MLB, NAPBL decide staying put the right move into the future
March 8, 2011
The relationship between Major and Minor League Baseball can be summed up by Frank Sinatra's ruminations on love and marriage -- You can't have one without the other.

The arrangement that binds the two entities is called the Professional Baseball Agreement (PBA), which, most crucially, provides industry stability with its assurance that Major League Baseball will field at least 160 Minor League teams. This guarantee is formalized through Player Development Contracts (PDCs), the two or four-year agreements that bind Major League teams and Minor League affiliates.

On Tuesday it was announced that Major League Baseball and the National Association of Professional Baseball Leagues (NAPBL, the governing body of Minor League Baseball) have reached a new agreement that will extend the PBA through 2020.

News of this development was first made public during Minor League Baseball president Pat O'Conner's Opening Session speech during the 2010 Winter Meetings. The PBA extension was unanimously approved by the NAPBL the following month, and MLB owners quickly followed suit.

According to O'Conner, the PBA extension is a classic case of "It ain't broke, don't fix it."

"We tell our umpires, 'Sometimes you don't have to move to make a call,'" he said. "And that was the case here. Not moving was the right thing to do. ... But I think this is very big news. There were four years left on our current agreement, and now we've added six years on top of that. The fact that everyone is so comfortable with this speaks volumes about our relationship with Major League Baseball and speaks volumes about our stability as an industry.

"For us, that stability comes from the guarantee of 160 PDCs," he continued. "And we feel like we've been able to honor that commitment, because in nearly every case we've done a heck of a job with our facilities and operations and that's a very major thing."

The two previous Professional Baseball Agreements came about after extensive and sometimes contentious negotiations regarding PDCs, facility standards and revenue sharing, but Tuesday's announcement served as a clear indication that times have changed.

"I think that [MLB executive vice president of baseball operations] Jimmie Lee Solomon and I both realize that the heavy lifting has already been done, so why tempt fate?" said O'Conner. "We're both committed to working on this relationship on a daily basis, to maintain something that's fundamentally sound, fair and equitable."

The only change of any real substance in the new PBA is that the NAPBL has committed to a slight increase in the tax on ticket revenue that Minor League teams pay to Major League Baseball.
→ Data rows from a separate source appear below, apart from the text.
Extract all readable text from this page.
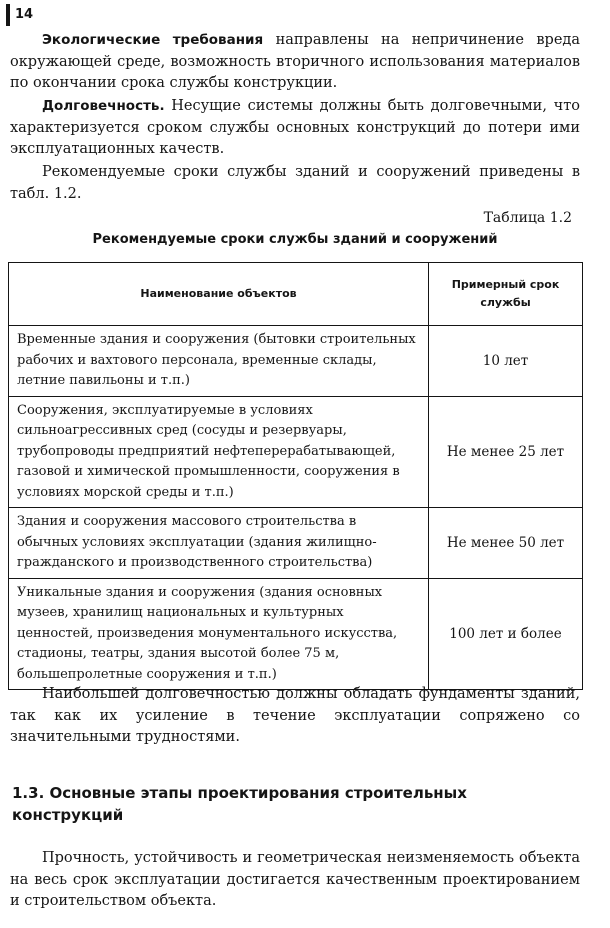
14

Экологические требования направлены на непричинение вреда окружающей среде, возможность вторичного использования материалов по окончании срока службы конструкции.

Долговечность. Несущие системы должны быть долговечными, что характеризуется сроком службы основных конструкций до потери ими эксплуатационных качеств.

Рекомендуемые сроки службы зданий и сооружений приведены в табл. 1.2.

Таблица 1.2
Рекомендуемые сроки службы зданий и сооружений
Наименование объектов	Примерный срок службы
Временные здания и сооружения (бытовки строительных рабочих и вахтового персонала, временные склады, летние павильоны и т.п.)	10 лет
Сооружения, эксплуатируемые в условиях сильноагрессивных сред (сосуды и резервуары, трубопроводы предприятий нефтеперерабатывающей, газовой и химической промышленности, сооружения в условиях морской среды и т.п.)	Не менее 25 лет
Здания и сооружения массового строительства в обычных условиях эксплуатации (здания жилищно-гражданского и производственного строительства)	Не менее 50 лет
Уникальные здания и сооружения (здания основных музеев, хранилищ национальных и культурных ценностей, произведения монументального искусства, стадионы, театры, здания высотой более 75 м, большепролетные сооружения и т.п.)	100 лет и более

Наибольшей долговечностью должны обладать фундаменты зданий, так как их усиление в течение эксплуатации сопряжено со значительными трудностями.

1.3. Основные этапы проектирования строительных конструкций

Прочность, устойчивость и геометрическая неизменяемость объекта на весь срок эксплуатации достигается качественным проектированием и строительством объекта.
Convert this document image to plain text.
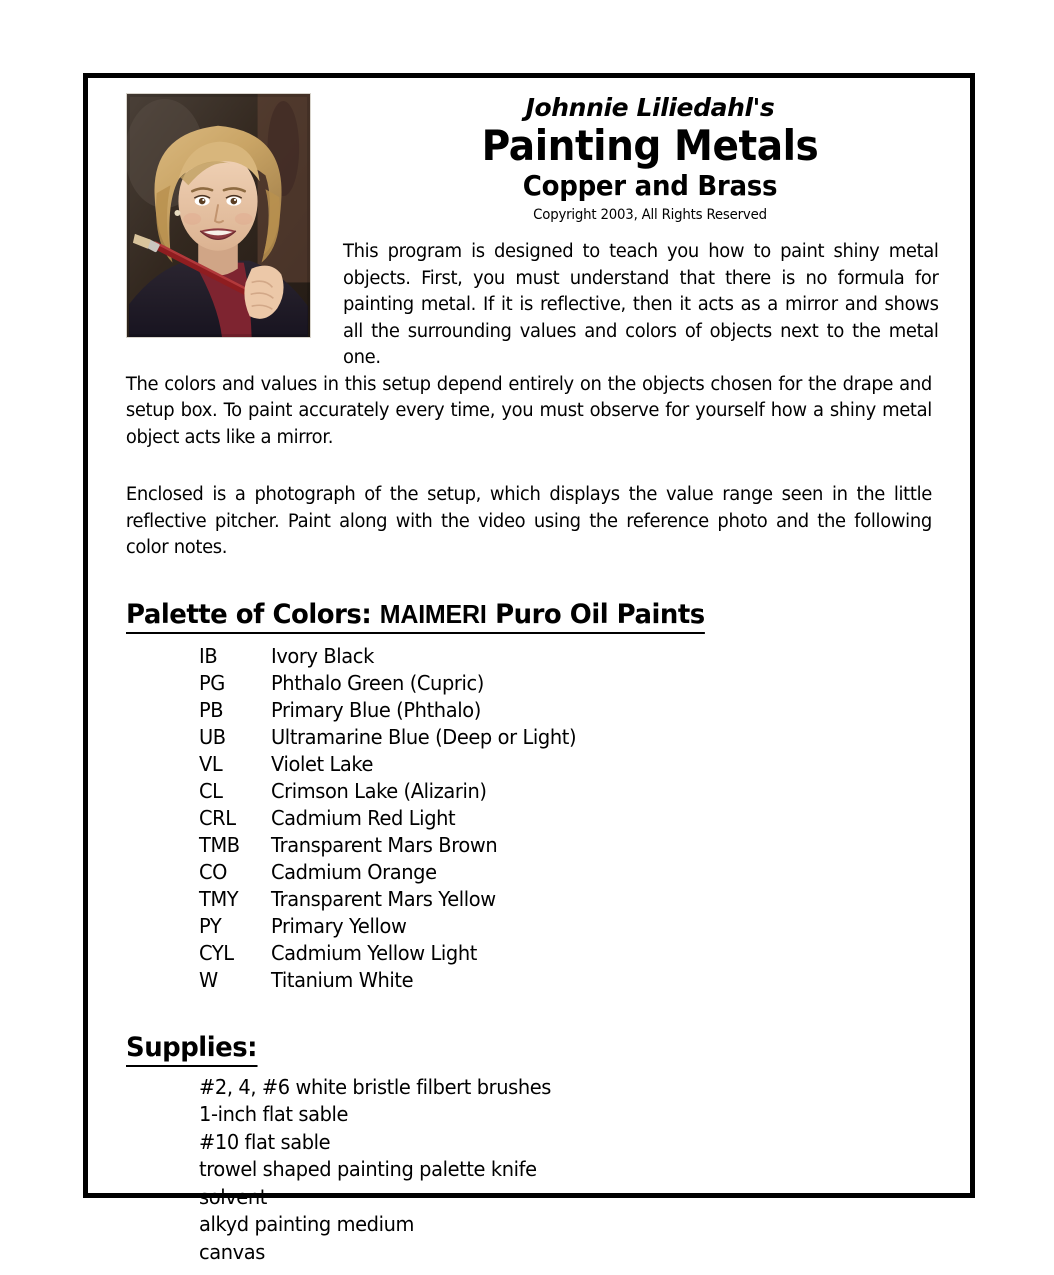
Johnnie Liliedahl's

Painting Metals

Copper and Brass

Copyright 2003, All Rights Reserved

This program is designed to teach you how to paint shiny metal objects. First, you must understand that there is no formula for painting metal. If it is reflective, then it acts as a mirror and shows all the surrounding values and colors of objects next to the metal one.

The colors and values in this setup depend entirely on the objects chosen for the drape and setup box. To paint accurately every time, you must observe for yourself how a shiny metal object acts like a mirror.

Enclosed is a photograph of the setup, which displays the value range seen in the little reflective pitcher. Paint along with the video using the reference photo and the following color notes.

Palette of Colors: MAIMERI Puro Oil Paints
IB	Ivory Black
PG	Phthalo Green (Cupric)
PB	Primary Blue (Phthalo)
UB	Ultramarine Blue (Deep or Light)
VL	Violet Lake
CL	Crimson Lake (Alizarin)
CRL	Cadmium Red Light
TMB	Transparent Mars Brown
CO	Cadmium Orange
TMY	Transparent Mars Yellow
PY	Primary Yellow
CYL	Cadmium Yellow Light
W	Titanium White
Supplies:
#2, 4, #6 white bristle filbert brushes
1-inch flat sable
#10 flat sable
trowel shaped painting palette knife
solvent
alkyd painting medium
canvas
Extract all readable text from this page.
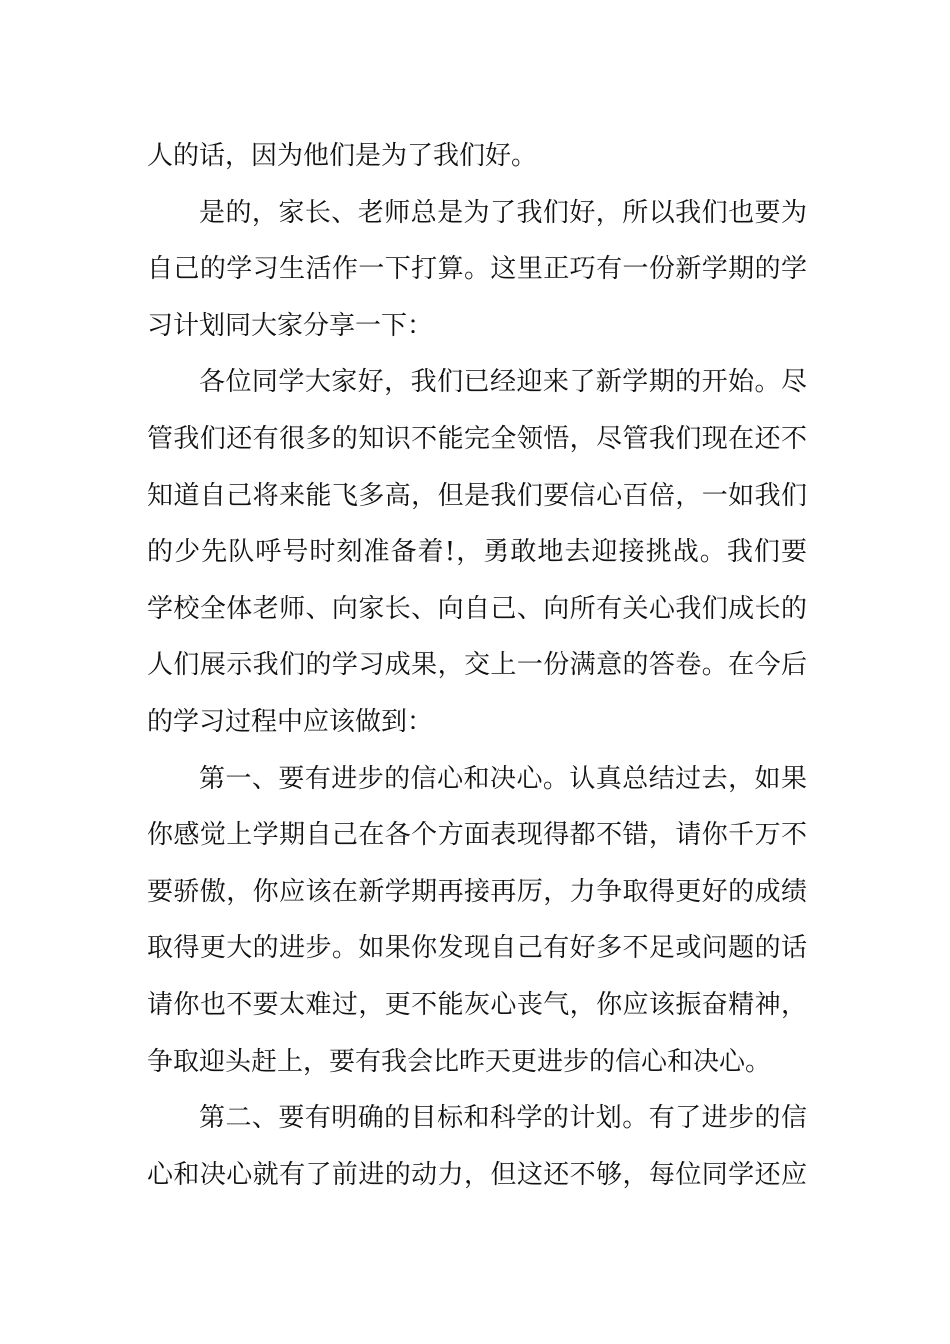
人的话，因为他们是为了我们好。
是的，家长、老师总是为了我们好，所以我们也要为
自己的学习生活作一下打算。这里正巧有一份新学期的学
习计划同大家分享一下：
各位同学大家好，我们已经迎来了新学期的开始。尽
管我们还有很多的知识不能完全领悟，尽管我们现在还不
知道自己将来能飞多高，但是我们要信心百倍，一如我们
的少先队呼号时刻准备着!，勇敢地去迎接挑战。我们要
学校全体老师、向家长、向自己、向所有关心我们成长的
人们展示我们的学习成果，交上一份满意的答卷。在今后
的学习过程中应该做到：
第一、要有进步的信心和决心。认真总结过去，如果
你感觉上学期自己在各个方面表现得都不错，请你千万不
要骄傲，你应该在新学期再接再厉，力争取得更好的成绩
取得更大的进步。如果你发现自己有好多不足或问题的话
请你也不要太难过，更不能灰心丧气，你应该振奋精神，
争取迎头赶上，要有我会比昨天更进步的信心和决心。
第二、要有明确的目标和科学的计划。有了进步的信
心和决心就有了前进的动力，但这还不够，每位同学还应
O'Conner emphasized that the increase will be incremental, "escalating in a fair and equitable way, not so precipitous as to be painful."

"[The new PBA] is in recognition of the good, hard work that has been put in by both sides," he said. "Sometimes we get so absorbed in what our jobs are that we end up making changes that aren't needed. That wasn't the case here."

Benjamin Hill is a reporter for MLB.com.